One of the main goals of Business Intelligence is to organize and distribute metrics on the performance of the business. But one of the trickiest things to measure is the performance of the BI platform itself. A few statistics about BI performance are relatively easy to obtain and quantify, such as usage data drawn from the logs of specific tools or portals. One trend that jumped out from Gleanster survey is that almost all companies seem to be more focused on metrics tied to business outcomes and not at usage metrics, which are easy to measure but not as valuable to the business.
Below is a list of „performance metrics”, according to the participants responses (in descending order of importance):
1. Time-to-decision / time-to-response for information requests. The majority see BI as a business accelerator, a tool for driving faster, better informed decision making. But this may be a somewhat subjective measure for high-level strategic decisions.

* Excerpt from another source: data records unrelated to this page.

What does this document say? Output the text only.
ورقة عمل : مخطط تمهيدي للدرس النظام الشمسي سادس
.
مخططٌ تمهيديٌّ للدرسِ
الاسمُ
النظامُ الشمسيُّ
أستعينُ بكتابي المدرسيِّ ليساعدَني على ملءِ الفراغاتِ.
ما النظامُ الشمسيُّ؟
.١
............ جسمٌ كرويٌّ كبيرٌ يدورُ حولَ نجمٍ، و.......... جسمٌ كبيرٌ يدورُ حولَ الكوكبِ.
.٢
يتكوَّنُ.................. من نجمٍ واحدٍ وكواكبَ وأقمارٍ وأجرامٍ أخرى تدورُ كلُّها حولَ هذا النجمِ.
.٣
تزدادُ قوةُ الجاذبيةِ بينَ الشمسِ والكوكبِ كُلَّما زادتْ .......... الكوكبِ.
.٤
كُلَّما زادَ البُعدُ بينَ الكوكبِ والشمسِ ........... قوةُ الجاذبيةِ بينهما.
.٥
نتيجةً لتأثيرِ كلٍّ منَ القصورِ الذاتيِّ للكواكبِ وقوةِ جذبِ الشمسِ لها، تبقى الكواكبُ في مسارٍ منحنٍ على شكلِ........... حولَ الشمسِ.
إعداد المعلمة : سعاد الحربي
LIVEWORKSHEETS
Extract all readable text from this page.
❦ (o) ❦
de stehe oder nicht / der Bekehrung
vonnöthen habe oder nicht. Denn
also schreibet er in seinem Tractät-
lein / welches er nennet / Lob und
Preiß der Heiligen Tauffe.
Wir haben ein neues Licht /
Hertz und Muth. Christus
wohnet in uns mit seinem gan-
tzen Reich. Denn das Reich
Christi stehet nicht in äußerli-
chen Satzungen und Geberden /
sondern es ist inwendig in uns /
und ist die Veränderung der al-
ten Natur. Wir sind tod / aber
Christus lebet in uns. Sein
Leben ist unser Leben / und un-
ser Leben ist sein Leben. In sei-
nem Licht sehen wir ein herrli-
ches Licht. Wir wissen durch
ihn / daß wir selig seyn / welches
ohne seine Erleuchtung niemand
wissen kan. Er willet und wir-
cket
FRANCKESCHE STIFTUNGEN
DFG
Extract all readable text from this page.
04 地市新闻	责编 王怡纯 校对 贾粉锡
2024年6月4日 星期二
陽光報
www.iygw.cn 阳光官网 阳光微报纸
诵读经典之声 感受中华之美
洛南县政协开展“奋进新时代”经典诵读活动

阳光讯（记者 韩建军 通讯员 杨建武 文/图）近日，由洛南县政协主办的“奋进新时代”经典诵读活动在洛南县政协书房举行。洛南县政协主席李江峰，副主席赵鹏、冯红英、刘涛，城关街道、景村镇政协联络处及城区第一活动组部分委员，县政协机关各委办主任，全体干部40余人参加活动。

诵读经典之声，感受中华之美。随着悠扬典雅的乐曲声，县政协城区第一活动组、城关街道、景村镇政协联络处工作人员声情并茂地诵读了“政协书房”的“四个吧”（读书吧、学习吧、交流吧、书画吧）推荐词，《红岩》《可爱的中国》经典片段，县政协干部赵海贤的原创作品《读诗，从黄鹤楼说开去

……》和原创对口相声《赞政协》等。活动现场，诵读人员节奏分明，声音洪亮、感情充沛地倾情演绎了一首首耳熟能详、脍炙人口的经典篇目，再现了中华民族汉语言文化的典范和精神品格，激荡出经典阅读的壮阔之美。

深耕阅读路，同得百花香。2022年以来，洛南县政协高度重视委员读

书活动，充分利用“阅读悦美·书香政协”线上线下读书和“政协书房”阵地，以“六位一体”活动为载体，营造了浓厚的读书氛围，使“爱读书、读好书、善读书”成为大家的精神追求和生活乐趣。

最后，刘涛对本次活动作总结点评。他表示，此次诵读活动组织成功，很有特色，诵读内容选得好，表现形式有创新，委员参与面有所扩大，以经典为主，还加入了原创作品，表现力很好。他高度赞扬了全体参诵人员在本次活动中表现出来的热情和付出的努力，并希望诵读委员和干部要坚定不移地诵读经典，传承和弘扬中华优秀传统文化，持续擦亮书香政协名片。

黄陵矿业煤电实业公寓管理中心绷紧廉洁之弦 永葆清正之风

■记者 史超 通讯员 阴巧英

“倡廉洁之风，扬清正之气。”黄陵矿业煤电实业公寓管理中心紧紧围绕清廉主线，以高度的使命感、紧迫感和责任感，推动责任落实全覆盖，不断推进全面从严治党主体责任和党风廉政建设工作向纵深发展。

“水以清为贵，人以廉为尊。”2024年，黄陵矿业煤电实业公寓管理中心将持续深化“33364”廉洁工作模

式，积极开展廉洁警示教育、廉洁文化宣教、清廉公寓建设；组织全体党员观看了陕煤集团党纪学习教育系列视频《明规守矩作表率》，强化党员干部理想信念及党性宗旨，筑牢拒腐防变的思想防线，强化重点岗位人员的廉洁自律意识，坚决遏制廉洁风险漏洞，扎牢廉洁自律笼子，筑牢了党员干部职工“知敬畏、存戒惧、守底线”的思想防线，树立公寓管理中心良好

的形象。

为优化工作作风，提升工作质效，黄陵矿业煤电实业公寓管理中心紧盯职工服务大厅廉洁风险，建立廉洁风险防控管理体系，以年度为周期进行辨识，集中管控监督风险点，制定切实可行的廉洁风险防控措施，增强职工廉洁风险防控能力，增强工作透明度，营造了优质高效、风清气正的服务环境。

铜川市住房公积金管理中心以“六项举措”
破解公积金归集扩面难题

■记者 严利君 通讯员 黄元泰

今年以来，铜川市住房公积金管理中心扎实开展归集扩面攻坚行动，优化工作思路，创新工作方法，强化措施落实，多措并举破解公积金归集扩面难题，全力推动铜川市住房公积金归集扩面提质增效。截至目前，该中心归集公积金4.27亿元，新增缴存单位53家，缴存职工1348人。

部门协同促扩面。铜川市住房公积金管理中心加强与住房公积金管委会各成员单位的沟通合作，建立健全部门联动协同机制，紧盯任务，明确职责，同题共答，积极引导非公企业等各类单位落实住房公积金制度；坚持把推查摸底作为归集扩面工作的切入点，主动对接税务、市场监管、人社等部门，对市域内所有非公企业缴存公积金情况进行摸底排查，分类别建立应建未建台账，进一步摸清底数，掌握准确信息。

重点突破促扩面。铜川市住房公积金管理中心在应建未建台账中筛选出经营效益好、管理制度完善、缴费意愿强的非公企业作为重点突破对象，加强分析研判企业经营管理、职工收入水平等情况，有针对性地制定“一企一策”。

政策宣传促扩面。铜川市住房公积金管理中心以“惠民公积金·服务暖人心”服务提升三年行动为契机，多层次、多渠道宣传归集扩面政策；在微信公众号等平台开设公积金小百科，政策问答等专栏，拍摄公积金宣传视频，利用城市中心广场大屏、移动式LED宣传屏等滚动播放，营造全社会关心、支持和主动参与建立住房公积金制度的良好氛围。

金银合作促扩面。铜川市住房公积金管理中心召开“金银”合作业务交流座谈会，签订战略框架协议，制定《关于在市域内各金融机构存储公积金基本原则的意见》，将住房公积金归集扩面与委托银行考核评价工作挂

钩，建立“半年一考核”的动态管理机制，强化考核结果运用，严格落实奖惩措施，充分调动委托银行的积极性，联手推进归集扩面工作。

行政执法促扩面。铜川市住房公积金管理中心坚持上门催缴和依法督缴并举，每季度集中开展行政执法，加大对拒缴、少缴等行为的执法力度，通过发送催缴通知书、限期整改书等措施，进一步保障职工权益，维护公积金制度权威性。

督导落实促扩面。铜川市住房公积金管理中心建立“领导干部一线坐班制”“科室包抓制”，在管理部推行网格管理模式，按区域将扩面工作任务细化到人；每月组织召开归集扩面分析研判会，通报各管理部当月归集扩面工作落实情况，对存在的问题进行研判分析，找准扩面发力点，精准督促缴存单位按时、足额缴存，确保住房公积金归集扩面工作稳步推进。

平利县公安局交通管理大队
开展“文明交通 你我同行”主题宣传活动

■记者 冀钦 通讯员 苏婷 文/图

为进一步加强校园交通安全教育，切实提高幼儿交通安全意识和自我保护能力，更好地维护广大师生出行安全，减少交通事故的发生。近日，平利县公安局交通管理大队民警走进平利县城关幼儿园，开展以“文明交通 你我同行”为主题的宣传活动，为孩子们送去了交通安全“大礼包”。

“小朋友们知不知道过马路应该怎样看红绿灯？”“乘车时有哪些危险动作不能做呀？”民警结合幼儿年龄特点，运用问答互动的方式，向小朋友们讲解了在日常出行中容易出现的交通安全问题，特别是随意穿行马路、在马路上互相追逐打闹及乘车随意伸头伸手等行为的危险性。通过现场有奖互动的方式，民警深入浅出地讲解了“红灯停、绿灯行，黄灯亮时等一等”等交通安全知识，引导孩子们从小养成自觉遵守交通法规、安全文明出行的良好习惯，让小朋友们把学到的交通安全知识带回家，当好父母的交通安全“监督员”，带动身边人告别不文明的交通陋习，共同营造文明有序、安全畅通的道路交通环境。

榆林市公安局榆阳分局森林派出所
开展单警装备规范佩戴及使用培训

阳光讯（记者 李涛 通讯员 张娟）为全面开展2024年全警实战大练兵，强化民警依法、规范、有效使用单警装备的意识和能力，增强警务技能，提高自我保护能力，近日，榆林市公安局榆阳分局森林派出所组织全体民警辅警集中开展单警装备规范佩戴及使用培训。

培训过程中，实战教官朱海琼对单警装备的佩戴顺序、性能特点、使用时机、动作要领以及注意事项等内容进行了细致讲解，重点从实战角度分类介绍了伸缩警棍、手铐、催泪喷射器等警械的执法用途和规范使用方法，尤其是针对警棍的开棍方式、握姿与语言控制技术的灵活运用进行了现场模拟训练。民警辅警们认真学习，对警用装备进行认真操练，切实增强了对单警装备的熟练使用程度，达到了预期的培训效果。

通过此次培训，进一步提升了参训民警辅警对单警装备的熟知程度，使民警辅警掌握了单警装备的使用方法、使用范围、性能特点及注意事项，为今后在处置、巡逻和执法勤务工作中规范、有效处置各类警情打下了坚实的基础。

2. Information comprehensiveness, accuracy and consistency. Audit for desired quality measures, analyzing extracts from the data warehouse to identify missing or incomplete data. By scoring for information quality, set goals for improving it and make specific plans to correct the inaccuracies.
3. Volume / quality of actionable insights. Track the number of decisions that can be traced to data or patterns exposed by BI tools. Work toward continuous improvement of both quality and quantity.
4. Financials (revenue, operating margins, etc.) Look for evidence that the BI strategy is making the company more valuable. If the evidence is not there, reconsider both the data and the models used by the BI platform. Finally, track if decision makers are, in fact, using the BI, cause a system that is not being used will never achieve its intended results.
5. Number of active users. How many users have accounts on the BI platform, compared with the penetration you would ideally like to see across the organization? How frequently do they access the system? Those are the questions raised by survey participants.
6. System usage (number of queries, dashboard views). Almost three out of four Top Performers cited number of users and technical measures of system usage as important metrics, a higher percentage of those in the Everyone Else category focused on these things over speed of decision making or quality of insights. According to survey participants, is important to find the answers to the following questions: How many times per day are BI tools employed, overall and by targeted classes of business users? Is that number rising? What parts of the BI platform are getting the most use?
7. Employee performance / productivity. Employees ought to be more productive when they do not have to waste time compiling reports or searching for information that is now readily available through the BI platform.
8. Employee satisfaction. By making measures of individual and departmental performance clearly understood and readily available through dashboards and reports, the organization provides employees with more control and eliminates uncertainly.